4. Combination multimodality therapy: Using chemotherapy or external beam radiotherapy in conjunction with RIT, earlier in the treatment of solid tumors, may maximize the promise of RIT. Complementary modalities have great potential. Chemotherapeutic agents, such as paclitaxel and gemcitabine, may not only have independent cytotoxi-city, but also act as radiosensitizers, and enhance the efficacy of RIT (though it is as yet unclear whether normal tissue toxicity will be similarly enhanced). We are investigating the potential of small molecule inhibitors that can cause downstream metabolic effects that will change tumor uptake of and the susceptibility of tumor cells to, RIT. Agents, such as tirapazamine, which affect the hypoxic fraction of tumors may also enhance RIT efficacy. Agents that cause changes in the permeability and vascularity of tumors will permit radioimmuno-conjugate access to tumor regions that may otherwise not be reached. The use of antiangiogenic agents, in particular, is of great interest as it appears clear that these agents may decrease the tumor uptake of radioimmunoconjugate (if RIT is instituted after antiangiogenic therapy), and conversely decrease egress of radioimmunoconjugate if the antiangiogenic agent is administered at an as yet undetermined time after RIT. These exciting studies are currently being designed in preclinical models and will soon be applied in the clinic.
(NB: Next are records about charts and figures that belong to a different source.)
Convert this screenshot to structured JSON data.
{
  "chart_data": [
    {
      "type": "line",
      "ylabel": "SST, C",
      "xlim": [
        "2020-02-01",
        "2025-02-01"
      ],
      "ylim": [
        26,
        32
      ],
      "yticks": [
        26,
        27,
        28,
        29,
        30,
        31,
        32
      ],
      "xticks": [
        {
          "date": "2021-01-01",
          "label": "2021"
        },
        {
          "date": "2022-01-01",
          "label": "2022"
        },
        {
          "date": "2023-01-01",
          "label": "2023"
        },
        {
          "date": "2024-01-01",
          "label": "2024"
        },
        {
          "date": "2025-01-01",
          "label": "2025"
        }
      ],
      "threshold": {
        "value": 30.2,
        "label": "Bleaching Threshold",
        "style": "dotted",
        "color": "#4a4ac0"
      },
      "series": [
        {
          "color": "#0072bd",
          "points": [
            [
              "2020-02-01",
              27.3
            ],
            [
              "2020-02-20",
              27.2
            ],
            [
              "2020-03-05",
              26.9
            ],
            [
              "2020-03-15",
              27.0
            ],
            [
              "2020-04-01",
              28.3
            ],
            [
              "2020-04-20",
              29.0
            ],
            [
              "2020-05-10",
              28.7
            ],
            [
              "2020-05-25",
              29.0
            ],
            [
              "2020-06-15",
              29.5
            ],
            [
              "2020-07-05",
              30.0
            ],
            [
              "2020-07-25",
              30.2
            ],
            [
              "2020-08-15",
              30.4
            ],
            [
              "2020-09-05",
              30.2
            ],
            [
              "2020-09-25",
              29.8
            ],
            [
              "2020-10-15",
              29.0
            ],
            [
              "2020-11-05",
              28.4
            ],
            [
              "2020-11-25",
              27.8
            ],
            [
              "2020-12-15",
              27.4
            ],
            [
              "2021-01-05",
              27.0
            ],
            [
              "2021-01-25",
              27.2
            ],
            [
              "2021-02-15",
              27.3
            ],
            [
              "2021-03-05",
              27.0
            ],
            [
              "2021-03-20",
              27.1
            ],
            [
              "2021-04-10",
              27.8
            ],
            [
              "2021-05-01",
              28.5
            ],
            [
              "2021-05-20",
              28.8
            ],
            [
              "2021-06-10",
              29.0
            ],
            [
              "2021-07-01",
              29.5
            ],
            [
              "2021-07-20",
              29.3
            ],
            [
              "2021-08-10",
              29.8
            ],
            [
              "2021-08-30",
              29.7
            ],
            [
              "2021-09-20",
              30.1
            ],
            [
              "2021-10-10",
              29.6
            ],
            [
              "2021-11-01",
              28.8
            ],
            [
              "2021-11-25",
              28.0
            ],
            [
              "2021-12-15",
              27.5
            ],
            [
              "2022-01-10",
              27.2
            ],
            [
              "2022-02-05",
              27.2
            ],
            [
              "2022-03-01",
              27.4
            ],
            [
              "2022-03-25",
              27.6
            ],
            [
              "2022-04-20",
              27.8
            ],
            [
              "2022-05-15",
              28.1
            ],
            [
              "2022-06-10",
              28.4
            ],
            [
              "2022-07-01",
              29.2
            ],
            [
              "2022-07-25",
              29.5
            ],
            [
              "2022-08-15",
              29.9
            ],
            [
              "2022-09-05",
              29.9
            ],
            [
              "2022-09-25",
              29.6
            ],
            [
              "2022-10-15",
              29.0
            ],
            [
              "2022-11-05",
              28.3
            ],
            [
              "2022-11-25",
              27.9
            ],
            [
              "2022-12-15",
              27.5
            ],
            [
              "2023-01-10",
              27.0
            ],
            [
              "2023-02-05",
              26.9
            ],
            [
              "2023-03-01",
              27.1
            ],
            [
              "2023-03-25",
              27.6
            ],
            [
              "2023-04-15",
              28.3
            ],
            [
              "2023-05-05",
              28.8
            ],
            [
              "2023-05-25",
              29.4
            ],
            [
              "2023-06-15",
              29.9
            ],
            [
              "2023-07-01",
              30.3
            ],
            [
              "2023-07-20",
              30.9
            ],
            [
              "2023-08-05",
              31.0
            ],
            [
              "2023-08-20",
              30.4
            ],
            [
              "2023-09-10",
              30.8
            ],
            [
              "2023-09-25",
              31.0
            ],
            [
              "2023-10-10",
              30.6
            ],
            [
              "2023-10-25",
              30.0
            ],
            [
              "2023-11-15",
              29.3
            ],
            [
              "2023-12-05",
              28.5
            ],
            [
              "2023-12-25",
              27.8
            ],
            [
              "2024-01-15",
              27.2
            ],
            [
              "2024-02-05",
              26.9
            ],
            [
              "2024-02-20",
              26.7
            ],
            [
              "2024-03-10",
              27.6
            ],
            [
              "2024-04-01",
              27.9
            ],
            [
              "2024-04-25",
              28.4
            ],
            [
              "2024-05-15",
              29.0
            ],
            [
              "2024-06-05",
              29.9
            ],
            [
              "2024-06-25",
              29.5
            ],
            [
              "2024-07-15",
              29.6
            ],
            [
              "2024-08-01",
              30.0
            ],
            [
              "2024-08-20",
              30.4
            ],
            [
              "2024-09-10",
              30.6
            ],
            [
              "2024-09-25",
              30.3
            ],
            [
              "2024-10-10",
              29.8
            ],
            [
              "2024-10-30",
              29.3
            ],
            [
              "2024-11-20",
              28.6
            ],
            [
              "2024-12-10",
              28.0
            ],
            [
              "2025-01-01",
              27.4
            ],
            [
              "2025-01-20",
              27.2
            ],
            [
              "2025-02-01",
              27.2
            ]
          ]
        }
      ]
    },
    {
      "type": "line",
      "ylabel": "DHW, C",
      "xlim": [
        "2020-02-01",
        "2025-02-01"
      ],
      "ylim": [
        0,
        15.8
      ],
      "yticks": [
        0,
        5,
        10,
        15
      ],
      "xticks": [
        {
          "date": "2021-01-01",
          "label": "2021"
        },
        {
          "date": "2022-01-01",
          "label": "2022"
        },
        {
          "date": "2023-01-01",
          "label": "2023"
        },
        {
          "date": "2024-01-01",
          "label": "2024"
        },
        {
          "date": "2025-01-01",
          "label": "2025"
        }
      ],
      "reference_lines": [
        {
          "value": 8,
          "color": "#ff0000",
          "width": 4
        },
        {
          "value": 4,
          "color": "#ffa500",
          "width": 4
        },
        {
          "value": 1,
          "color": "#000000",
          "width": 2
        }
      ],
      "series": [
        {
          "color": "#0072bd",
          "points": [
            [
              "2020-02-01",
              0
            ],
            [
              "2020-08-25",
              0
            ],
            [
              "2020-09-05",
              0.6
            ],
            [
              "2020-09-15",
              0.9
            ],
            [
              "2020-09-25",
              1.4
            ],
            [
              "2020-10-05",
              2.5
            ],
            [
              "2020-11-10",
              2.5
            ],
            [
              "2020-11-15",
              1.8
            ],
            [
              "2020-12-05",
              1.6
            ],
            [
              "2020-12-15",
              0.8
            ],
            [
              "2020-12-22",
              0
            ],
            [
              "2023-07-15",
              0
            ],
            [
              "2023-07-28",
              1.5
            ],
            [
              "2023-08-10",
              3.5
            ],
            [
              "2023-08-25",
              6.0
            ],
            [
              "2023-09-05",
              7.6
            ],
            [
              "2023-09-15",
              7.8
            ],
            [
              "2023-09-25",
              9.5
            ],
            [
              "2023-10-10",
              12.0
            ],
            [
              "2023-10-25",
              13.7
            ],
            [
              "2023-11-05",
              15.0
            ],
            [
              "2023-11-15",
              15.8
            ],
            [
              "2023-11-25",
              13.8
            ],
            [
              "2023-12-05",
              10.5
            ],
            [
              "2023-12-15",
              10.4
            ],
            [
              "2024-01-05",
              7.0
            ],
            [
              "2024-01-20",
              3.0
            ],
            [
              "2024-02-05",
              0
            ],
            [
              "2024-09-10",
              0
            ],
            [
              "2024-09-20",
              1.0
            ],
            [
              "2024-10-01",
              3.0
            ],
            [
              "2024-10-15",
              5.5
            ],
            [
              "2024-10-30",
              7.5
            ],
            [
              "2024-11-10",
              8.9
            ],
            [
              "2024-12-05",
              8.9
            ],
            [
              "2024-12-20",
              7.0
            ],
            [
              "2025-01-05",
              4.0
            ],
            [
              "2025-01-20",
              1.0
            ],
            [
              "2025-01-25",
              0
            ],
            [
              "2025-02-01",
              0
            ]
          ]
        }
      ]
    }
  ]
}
5. Administration schedule: The use of fractionated multidose RIT instead of single larger dose RIT may result in a slower rate of tumor cell repopulation. Theoretical models have compared the effects of large single-dose administration and rapid fractionation (103). Although a large single dose may have a large rate of cell killing, fractionated therapy may offer the advantages of lower toxicity and prolonged tumor response. In addition, similar to the rationale behind multimodality therapy, preceding doses may cause architectural changes in the tumor that may allow subsequent doses to target previously inaccessible regions. However, studies with fractionated and single large-dose RIT have shown no advantage in safety or total tumor radiation-absorbed dose. We are currently analyzing the data to determine whether changes in intratumoral distribution of radioactivity (86) occur with fractionated RIT. Nevertheless, RIT dose fractionation may have promise when combined in a multimodality therapeutic strategy.
These and other as yet undetermined strategies will lead to a new era of tailored RIT for solid tumors that is safe and effective. The success of RIT for hemato-logic cancers has led to an expectation that RIT will find its niche in solid tumor cancer therapy, both in the adjuvant situation and in bulky disease. Combination RIT, either given in sequence or simultaneously, will soon be a crucial player in the era of molecular therapeutics, as cancer therapy must target both isolated cancer cells and bulky tumors. It is heartening that the FDA has been very receptive to the idea of multimodality therapy with RIT and biologic/chemotherapeutic agents.